On PC, the simulations produce identical results, but on clusters, I don't get similar or close results. In some cases, I get differences greater than 5°C at a given grid point for the T2 variable. I really don't know what to do. I'm attaching the configure.wrf files from the serial and parallel builds (dmpar).
Can you attach the namelist.input and namelist.wps files you're using for these cases? I'd like to see if I also get different values for the three different build options. Can you also let me know which version of WRF you're using? Thanks!
In both simulations (serial and parallel) I used the same attached namelists files. I emphasize that I did not compile WPS in parallel, that is, the same met_em.d0?* files were used in both simulations. In the last tests I did I used version 4.5, but I already had the same problem with other versions.
Thank you in advance for the attention of the whole team.
I tried to replicate your issue using V4.5 and essentially your namelists. I was unable to run a serial simulation with the domain sizes you are using (I'm not sure how you were able to), so I had to decrease the domain sizes. However, the serially-compiled simulation and a dmpar-compiled simulation produced identical results.
Have you made any modifications to your WRF code? Are there any differences, whatsoever, between the simulations, besides the fact that one is compiled serially and one is compiled for dmpar?
I haven't made any changes to the code. I'm surprised I can't run the model in serial. I haven't had any problems with this, even running it on a workstation.
I am making the results of domain 3 available in the Nextcloud storage to verify the differences obtained between the simulations.
Files: wrfout_d03_2040-01-01_serial and wrfout_d03_2040-01-01_dmpar.
Thanks for sharing those. Can you also do the following?
1) Please go to your serially-compiled wrf running directory and make a copy of the namelist ( > cp namelist.input namelist.input.serial)
2) Go to your dmpar-compiled wrf running directory and do the same with that namelist ( > cp namelist.input namelist.input.dmpar)
Then send the following files (you can package all of these into a single *.tar or *.zip file and upload it to Nextcloud):
log file(s) for both simulations (output log for the serial simulation and rsl* files for the dmpar simulation)
wrfbdy_d01 and wrfinput* files for each simulation (renamed to correspond to the compile type)
I did exactly as instructed and added the files in Nextcloud. You can access it through the serial_x_dmpar.zip file.
- I used exactly the same namelist in both simulations, even the "HISTORY_OUTNAME" I kept the same. After finishing the serial simulation I renamed the file to "wrfout_d03_2040-01-01_serial".
- Unlike the dmpar run which generated several rsl* files, the serial run generated only one log file, "wrf-serial.o16989".

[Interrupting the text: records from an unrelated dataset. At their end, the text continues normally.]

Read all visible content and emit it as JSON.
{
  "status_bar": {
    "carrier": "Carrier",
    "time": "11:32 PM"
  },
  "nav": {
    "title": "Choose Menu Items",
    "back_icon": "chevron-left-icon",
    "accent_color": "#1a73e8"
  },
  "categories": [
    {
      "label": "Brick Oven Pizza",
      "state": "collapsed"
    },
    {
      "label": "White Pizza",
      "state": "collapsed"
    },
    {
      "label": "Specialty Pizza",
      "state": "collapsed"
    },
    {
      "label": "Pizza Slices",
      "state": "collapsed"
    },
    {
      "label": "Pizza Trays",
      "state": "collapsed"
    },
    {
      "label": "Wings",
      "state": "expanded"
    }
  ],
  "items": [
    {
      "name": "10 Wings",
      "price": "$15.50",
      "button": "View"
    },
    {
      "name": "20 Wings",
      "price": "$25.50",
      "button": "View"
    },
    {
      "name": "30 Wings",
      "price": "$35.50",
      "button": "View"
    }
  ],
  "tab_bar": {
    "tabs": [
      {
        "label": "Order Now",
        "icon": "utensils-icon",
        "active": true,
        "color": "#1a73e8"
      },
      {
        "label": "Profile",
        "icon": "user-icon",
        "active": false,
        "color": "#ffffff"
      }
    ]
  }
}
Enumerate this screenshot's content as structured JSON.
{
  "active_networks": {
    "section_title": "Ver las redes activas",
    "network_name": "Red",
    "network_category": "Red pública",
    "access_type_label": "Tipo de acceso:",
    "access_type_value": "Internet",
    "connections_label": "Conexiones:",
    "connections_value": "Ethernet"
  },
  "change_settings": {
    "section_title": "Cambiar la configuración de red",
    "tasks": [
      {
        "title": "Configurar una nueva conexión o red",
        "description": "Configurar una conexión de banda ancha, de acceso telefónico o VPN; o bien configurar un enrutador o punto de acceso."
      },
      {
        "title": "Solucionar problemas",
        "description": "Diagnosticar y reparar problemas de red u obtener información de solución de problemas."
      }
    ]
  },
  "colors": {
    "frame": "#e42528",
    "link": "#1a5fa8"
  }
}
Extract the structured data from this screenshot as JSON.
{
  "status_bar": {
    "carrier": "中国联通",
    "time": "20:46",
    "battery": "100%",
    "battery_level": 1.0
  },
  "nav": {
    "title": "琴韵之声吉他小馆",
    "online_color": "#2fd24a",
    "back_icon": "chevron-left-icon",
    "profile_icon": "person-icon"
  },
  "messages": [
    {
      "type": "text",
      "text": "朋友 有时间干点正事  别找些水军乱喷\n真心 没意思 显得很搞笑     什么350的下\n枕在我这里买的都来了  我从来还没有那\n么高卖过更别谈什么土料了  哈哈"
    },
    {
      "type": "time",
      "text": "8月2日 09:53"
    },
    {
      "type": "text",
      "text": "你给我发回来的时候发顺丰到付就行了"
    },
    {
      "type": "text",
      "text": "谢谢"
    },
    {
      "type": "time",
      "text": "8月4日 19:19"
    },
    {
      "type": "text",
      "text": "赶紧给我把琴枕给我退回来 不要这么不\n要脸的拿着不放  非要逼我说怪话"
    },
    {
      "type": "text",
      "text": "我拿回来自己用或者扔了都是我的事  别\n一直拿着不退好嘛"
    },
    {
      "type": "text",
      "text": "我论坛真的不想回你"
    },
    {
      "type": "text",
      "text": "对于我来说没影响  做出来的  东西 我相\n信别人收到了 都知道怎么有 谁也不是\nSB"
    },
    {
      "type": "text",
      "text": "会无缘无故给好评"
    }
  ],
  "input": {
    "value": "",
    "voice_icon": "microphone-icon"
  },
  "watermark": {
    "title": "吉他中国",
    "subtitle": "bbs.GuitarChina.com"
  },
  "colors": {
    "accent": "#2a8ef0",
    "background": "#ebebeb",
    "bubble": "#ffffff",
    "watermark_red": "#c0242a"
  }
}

Thanks for sharing those. I've compared all of your files and they are, indeed, identical. The only files I didn't have from you were the wrflowinp* files (I forgot to ask for those) so I wasn't able to run a test using sst_update. I also am still not able to run your 3 domain simulation with a single processor, but I ran a dmpar and serial simulation with a single domain and the wrfout* files are identical at the end. Unfortunately I'm out of ideas at the moment. The only other thing I thought you could try is to obtain new, clean versions of the source code and then, in new directories, compile them again (one with a dmpar configuration and one with a serial configuration) to see if you still have the same issue. I know that sounds silly, but simply recompiling the code has worked on more than one occasion when it doesn't seem to make sense.
I performed a series of tests on two different HPCs and got the same pattern of results.
Executions with different numbers of cores but with the same number of NTASK_X present results (wrfinput_d* and wrfout*) equal to each other, but when NTASK_X is different the results are different. For example, runs with 1, 2, 3, 5 and 7 cores (NTASK_X = 1 and NTASK_Y=1, 2, 3, 5, 7) the results are equal to each other. Runs with 12 and 21 cores (NTASK_X = 3 and NTASK_Y = 4, 7 ) the results are equal to each other, but are different from the results obtained for runs with NTASK_X = 1. There seems to be some problem when the model splits the matrix on axis X. Does this information contribute to the solution of the problem?
I'd first like to apologize for the long delay in response. We have been busy preparing for the WRF tutorial taking place this week and have gotten quite behind on forum responses. I have tried running with the task settings you mention, and even tried with GNU and Intel, and I am still not able to repeat the issue. Does it take a certain amount of simulation time for this to occur, or does it happen quickly (say, with a 3 or 6 hour simulation)?